Two molecules in the retina—vitamin A and a protein named "opsin" that together make "rhodopsin"—capture single light photons. When light strikes the vitamin, it changes shape and becomes the molecule "11-cis-retinal." This in turn changes the rhodopsin's shape. When light activates enough of these molecular switches within the light-sensitive cell, they cause downstream biochemical systems to amplify and send the signal from the retina, through the optic nerve, and to the brain. This complex photochemical reaction is at the heart of what allows eyes to detect light and send signals that the brain can form into meaningful images.

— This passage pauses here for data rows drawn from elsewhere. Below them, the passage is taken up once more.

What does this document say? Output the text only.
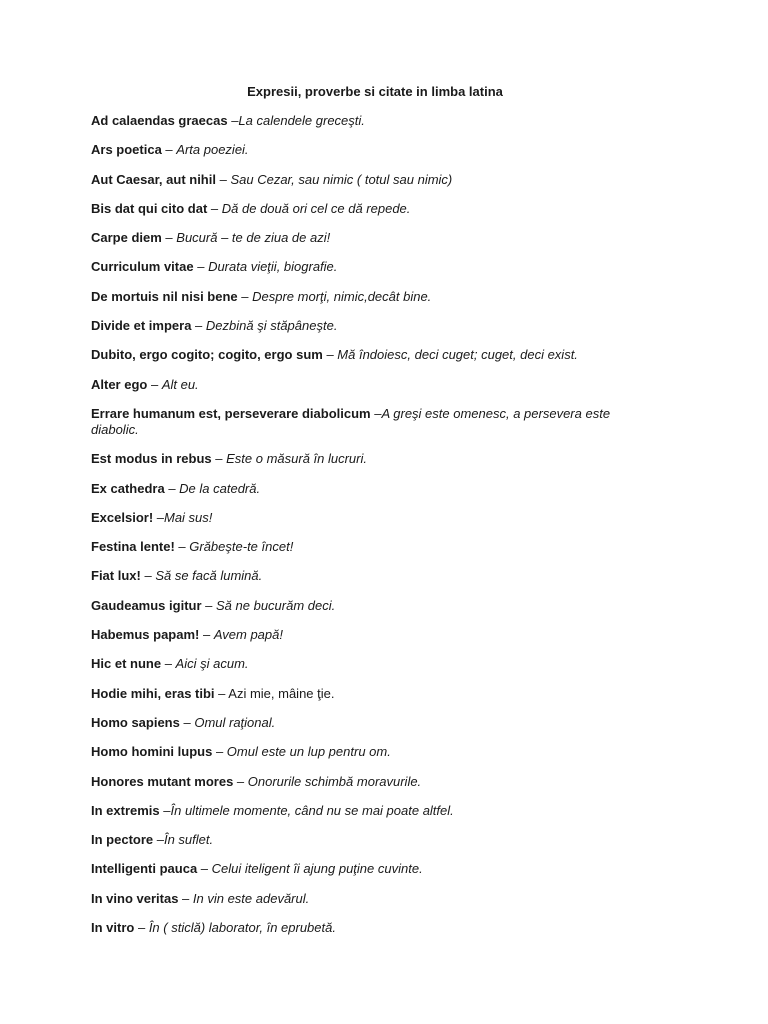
Expresii, proverbe si citate in limba latina
Ad calaendas graecas –La calendele greceşti.
Ars poetica – Arta poeziei.
Aut Caesar, aut nihil – Sau Cezar, sau nimic ( totul sau nimic)
Bis dat qui cito dat – Dă de două ori cel ce dă repede.
Carpe diem – Bucură – te de ziua de azi!
Curriculum vitae – Durata vieţii, biografie.
De mortuis nil nisi bene – Despre morţi, nimic,decât bine.
Divide et impera – Dezbină şi stăpâneşte.
Dubito, ergo cogito; cogito, ergo sum – Mă îndoiesc, deci cuget; cuget, deci exist.
Alter ego – Alt eu.
Errare humanum est, perseverare diabolicum –A greşi este omenesc, a persevera este diabolic.
Est modus in rebus – Este o măsură în lucruri.
Ex cathedra – De la catedră.
Excelsior! –Mai sus!
Festina lente! – Grăbeşte-te încet!
Fiat lux! – Să se facă lumină.
Gaudeamus igitur – Să ne bucurăm deci.
Habemus papam! – Avem papă!
Hic et nune – Aici şi acum.
Hodie mihi, eras tibi – Azi mie, mâine ţie.
Homo sapiens – Omul raţional.
Homo homini lupus – Omul este un lup pentru om.
Honores mutant mores – Onorurile schimbă moravurile.
In extremis –În ultimele momente, când nu se mai poate altfel.
In pectore –În suflet.
Intelligenti pauca – Celui iteligent îi ajung puţine cuvinte.
In vino veritas – In vin este adevărul.
In vitro – În ( sticlă) laborator, în eprubetă.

When light strikes vitamin A, the molecule bends at the 11th carbon bond. In other versions, or "isomers," of this chemical, the bend could occur at the 9th, 10th, or 13th carbon atoms. Curious to find out why vertebrate and squid eyes use 11-cis-retinal instead of another isomer, researchers tested the various isomers for light receptivity. They constructed digital molecular models and "analyzed the structure, stability, energetics, and spectroscopy to try to find out what makes 11-cis-retinal nature's preferred isomer," according to a report by PhysOrg.
But did nature really "prefer" this particular vitamin, and did it integrate the vitamin with opsin in order to generate an electrical impulse from light?